AI Adoption Framework for Higher Education

A Comprehensive AI Partnership Model

SCENARIO 1

Foundation First

Establishing values, principles, and guardrails before technical implementation.

AI POLICY & GOVERNANCE

Institutions need clear values, principles, and guardrails before adopting tools. This scenario explores established responsible AI policies that address:

Academic Integrity: Defining boundaries for AI use in research and coursework.

Data Privacy: Ensuring ethical handling of student and institutional data.

Accessibility: Guaranteeing equitable tool access for all learners.

WHY THIS COMES FIRST:

Strong policy foundations ensure that all subsequent AI initiatives align with institutional values and protect students, faculty, and staff.

SCENARIO 2

Building the System

Strategic technical infrastructure and processes to support AI at scale.

ENTERPRISE AI INFRASTRUCTURE

Technical Foundations

Cross-Divisional Coordination

Covers vendor evaluation, procurement, and data governance. Establishing sustainable systems ensures the institution isn't just "chasing the latest tool."

Integration across administrative and academic silos to create a unified system that scales without fragmentation.

WHY THIS COMES SECOND:

With clear policies in place, institutions can make infrastructure decisions that align with their values rather than chasing the latest shiny tool.

SCENARIO 3

Preparing People

Foundational understanding for students and faculty before full integration.

AI LITERACY ACROSS CURRICULUM

Foundational Understanding: Moving beyond "how to use" into "when and why" to use AI tools responsibly.

Ethical Considerations: Embedding critical evaluation of AI outputs into the core of student learning.

Curriculum Embedding: Systematically integrating literacy requirements into various disciplines rather than separate courses.

WHY THIS COMES THIRD:

Infrastructure without literacy leads to underutilization or misuse.

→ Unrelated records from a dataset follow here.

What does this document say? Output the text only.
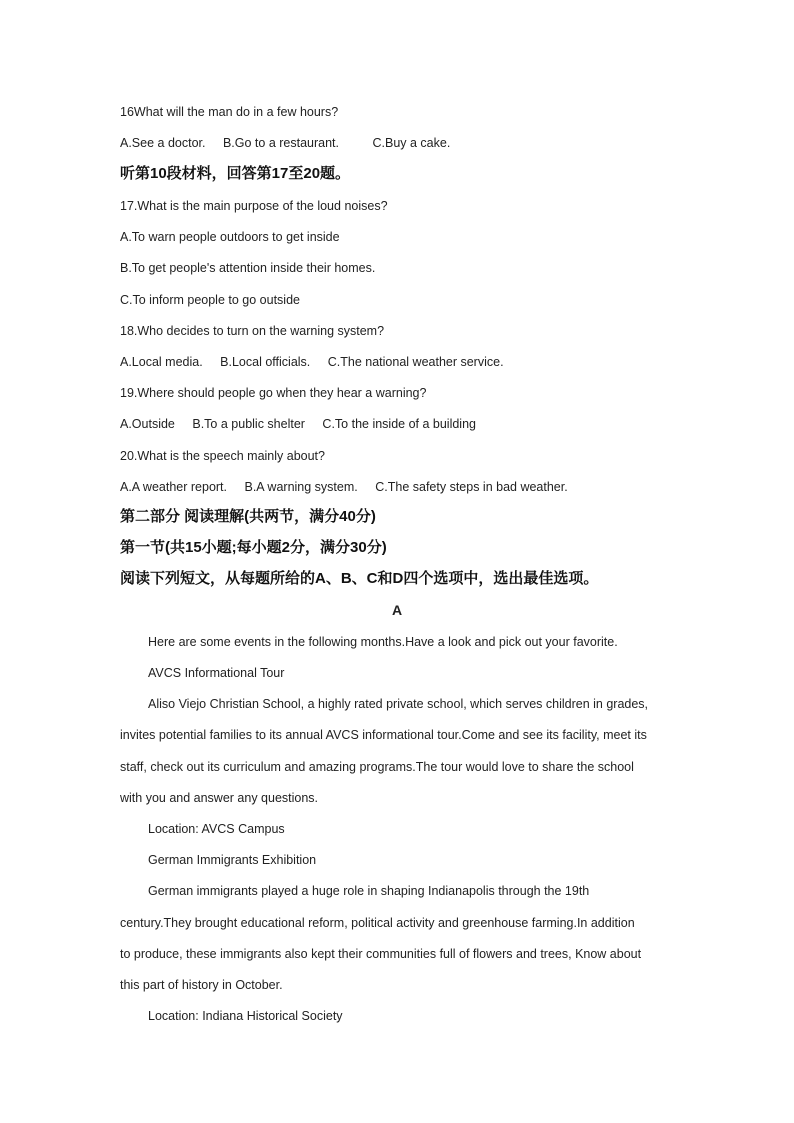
16What will the man do in a few hours?
A.See a doctor. B.Go to a restaurant.	C.Buy a cake.
听第10段材料，回答第17至20题。
17.What is the main purpose of the loud noises?
A.To warn people outdoors to get inside
B.To get people's attention inside their homes.
C.To inform people to go outside
18.Who decides to turn on the warning system?
A.Local media. B.Local officials. C.The national weather service.
19.Where should people go when they hear a warning?
A.Outside B.To a public shelter C.To the inside of a building
20.What is the speech mainly about?
A.A weather report. B.A warning system. C.The safety steps in bad weather.
第二部分 阅读理解(共两节，满分40分)
第一节(共15小题;每小题2分，满分30分)
阅读下列短文，从每题所给的A、B、C和D四个选项中，选出最佳选项。
A
Here are some events in the following months.Have a look and pick out your favorite.
AVCS Informational Tour
Aliso Viejo Christian School, a highly rated private school, which serves children in grades,
invites potential families to its annual AVCS informational tour.Come and see its facility, meet its
staff, check out its curriculum and amazing programs.The tour would love to share the school
with you and answer any questions.
Location: AVCS Campus
German Immigrants Exhibition
German immigrants played a huge role in shaping Indianapolis through the 19th
century.They brought educational reform, political activity and greenhouse farming.In addition
to produce, these immigrants also kept their communities full of flowers and trees, Know about
this part of history in October.
Location: Indiana Historical Society
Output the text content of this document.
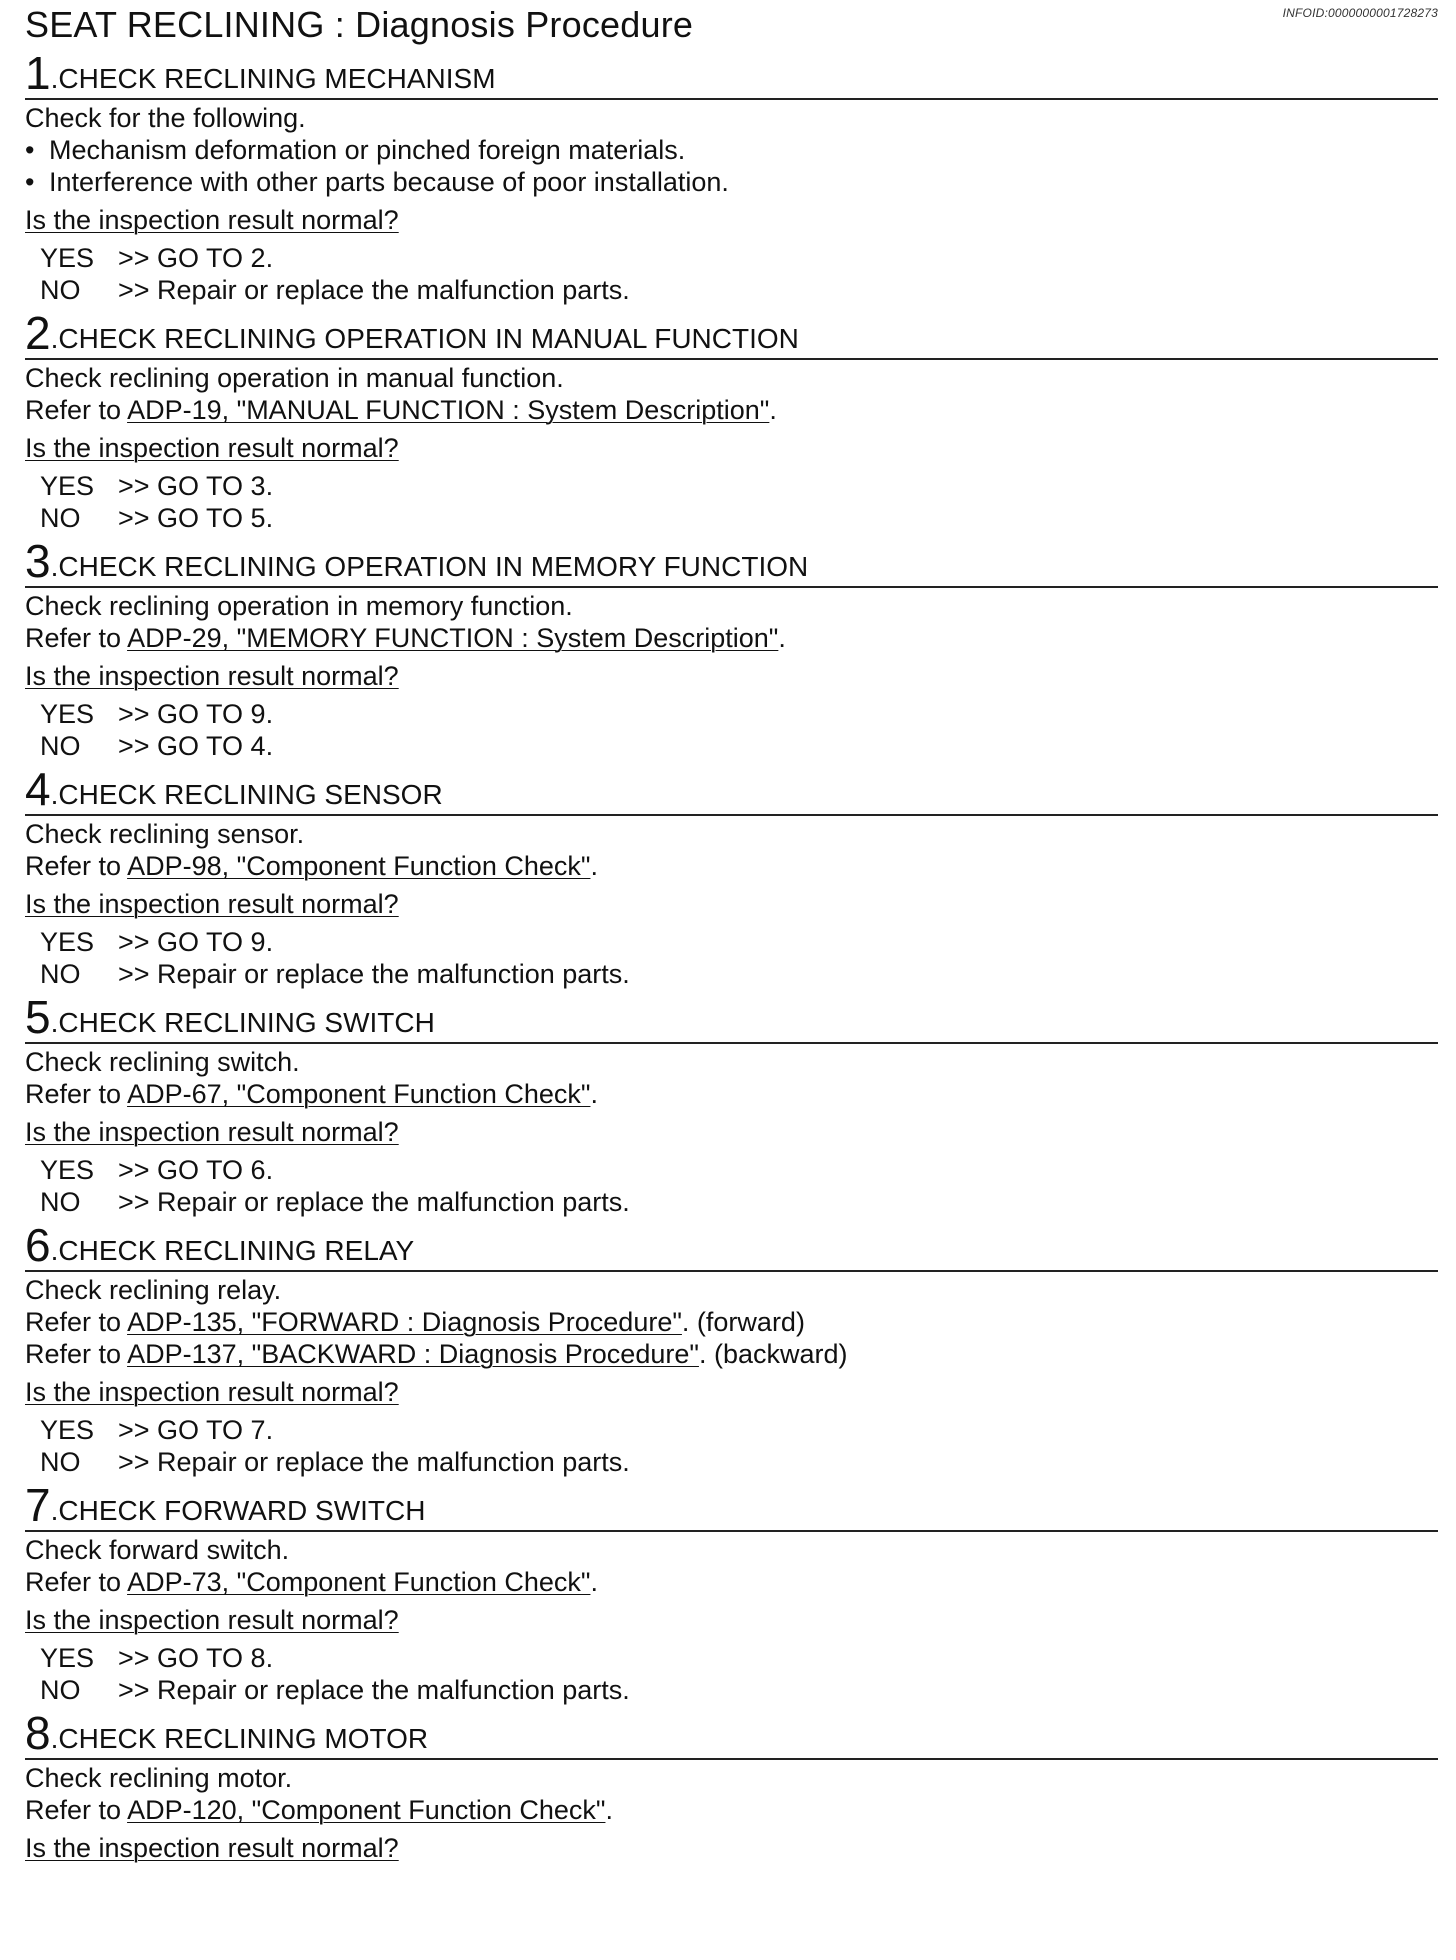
INFOID:0000000001728273
SEAT RECLINING : Diagnosis Procedure
1 . CHECK RECLINING MECHANISM
Check for the following.
• Mechanism deformation or pinched foreign materials.
• Interference with other parts because of poor installation.
Is the inspection result normal?
YES >> GO TO 2.
NO	>> Repair or replace the malfunction parts.
2 . CHECK RECLINING OPERATION IN MANUAL FUNCTION
Check reclining operation in manual function.
Refer to ADP-19, "MANUAL FUNCTION : System Description".
Is the inspection result normal?
YES >> GO TO 3.
NO	>> GO TO 5.
3 . CHECK RECLINING OPERATION IN MEMORY FUNCTION
Check reclining operation in memory function.
Refer to ADP-29, "MEMORY FUNCTION : System Description".
Is the inspection result normal?
YES >> GO TO 9.
NO	>> GO TO 4.
4 . CHECK RECLINING SENSOR
Check reclining sensor.
Refer to ADP-98, "Component Function Check".
Is the inspection result normal?
YES >> GO TO 9.
NO	>> Repair or replace the malfunction parts.
5 . CHECK RECLINING SWITCH
Check reclining switch.
Refer to ADP-67, "Component Function Check".
Is the inspection result normal?
YES >> GO TO 6.
NO	>> Repair or replace the malfunction parts.
6 . CHECK RECLINING RELAY
Check reclining relay.
Refer to ADP-135, "FORWARD : Diagnosis Procedure". (forward)
Refer to ADP-137, "BACKWARD : Diagnosis Procedure". (backward)
Is the inspection result normal?
YES >> GO TO 7.
NO	>> Repair or replace the malfunction parts.
7 . CHECK FORWARD SWITCH
Check forward switch.
Refer to ADP-73, "Component Function Check".
Is the inspection result normal?
YES >> GO TO 8.
NO	>> Repair or replace the malfunction parts.
8 . CHECK RECLINING MOTOR
Check reclining motor.
Refer to ADP-120, "Component Function Check".
Is the inspection result normal?
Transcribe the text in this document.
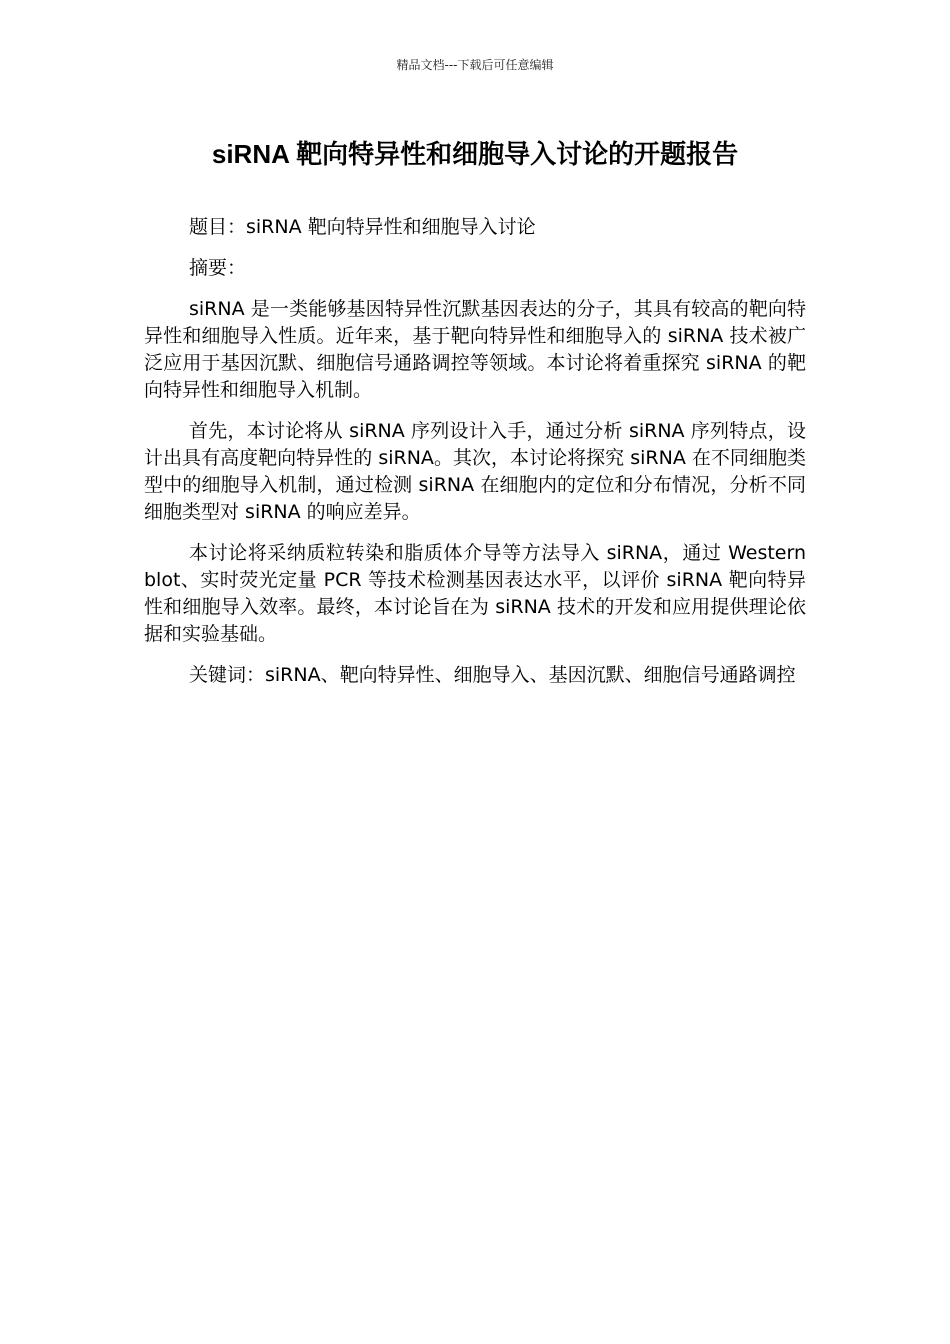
精品文档---下载后可任意编辑
siRNA 靶向特异性和细胞导入讨论的开题报告

题目：siRNA 靶向特异性和细胞导入讨论

摘要：

siRNA 是一类能够基因特异性沉默基因表达的分子，其具有较高的靶向特异性和细胞导入性质。近年来，基于靶向特异性和细胞导入的 siRNA 技术被广泛应用于基因沉默、细胞信号通路调控等领域。本讨论将着重探究 siRNA 的靶向特异性和细胞导入机制。

首先，本讨论将从 siRNA 序列设计入手，通过分析 siRNA 序列特点，设计出具有高度靶向特异性的 siRNA。其次，本讨论将探究 siRNA 在不同细胞类型中的细胞导入机制，通过检测 siRNA 在细胞内的定位和分布情况，分析不同细胞类型对 siRNA 的响应差异。

本讨论将采纳质粒转染和脂质体介导等方法导入 siRNA，通过 Western blot、实时荧光定量 PCR 等技术检测基因表达水平，以评价 siRNA 靶向特异性和细胞导入效率。最终，本讨论旨在为 siRNA 技术的开发和应用提供理论依据和实验基础。

关键词：siRNA、靶向特异性、细胞导入、基因沉默、细胞信号通路调控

People need competency before implementation.

SCENARIO 4

Enabling Educators

Ongoing support structures to help faculty redesign teaching for the AI era.

FACULTY & PEDAGOGICAL SUPPORT

Faculty need more than one-off workshops; they require sustainable professional development systems to:

Redesign assessment models.

Develop AI-integrated curriculum.

Join community support structures.

Guidance must be rooted in pedagogy, not just technology training.

WHY THIS COMES FOURTH:

Even AI-literate faculty need pedagogical guidance and institutional resources to effectively redesign curriculum for the AI era.

SCENARIO 5

Scaling to Practice

Integrating AI into services and operations to enhance human connection.

INTEGRATION IN SERVICES & OPERATIONS

Student Success

Operational Scale

Enhancing advising, tutoring, and accessibility support through intelligent, AI-driven assistants.

Implementing AI in ways that enhance—not replace—human connection within institutional workflows.

WHY THIS COMES LAST:

Service integration without policy, infrastructure, literacy, and faculty support leads to fragmented efforts, equity problems, and student mistrust.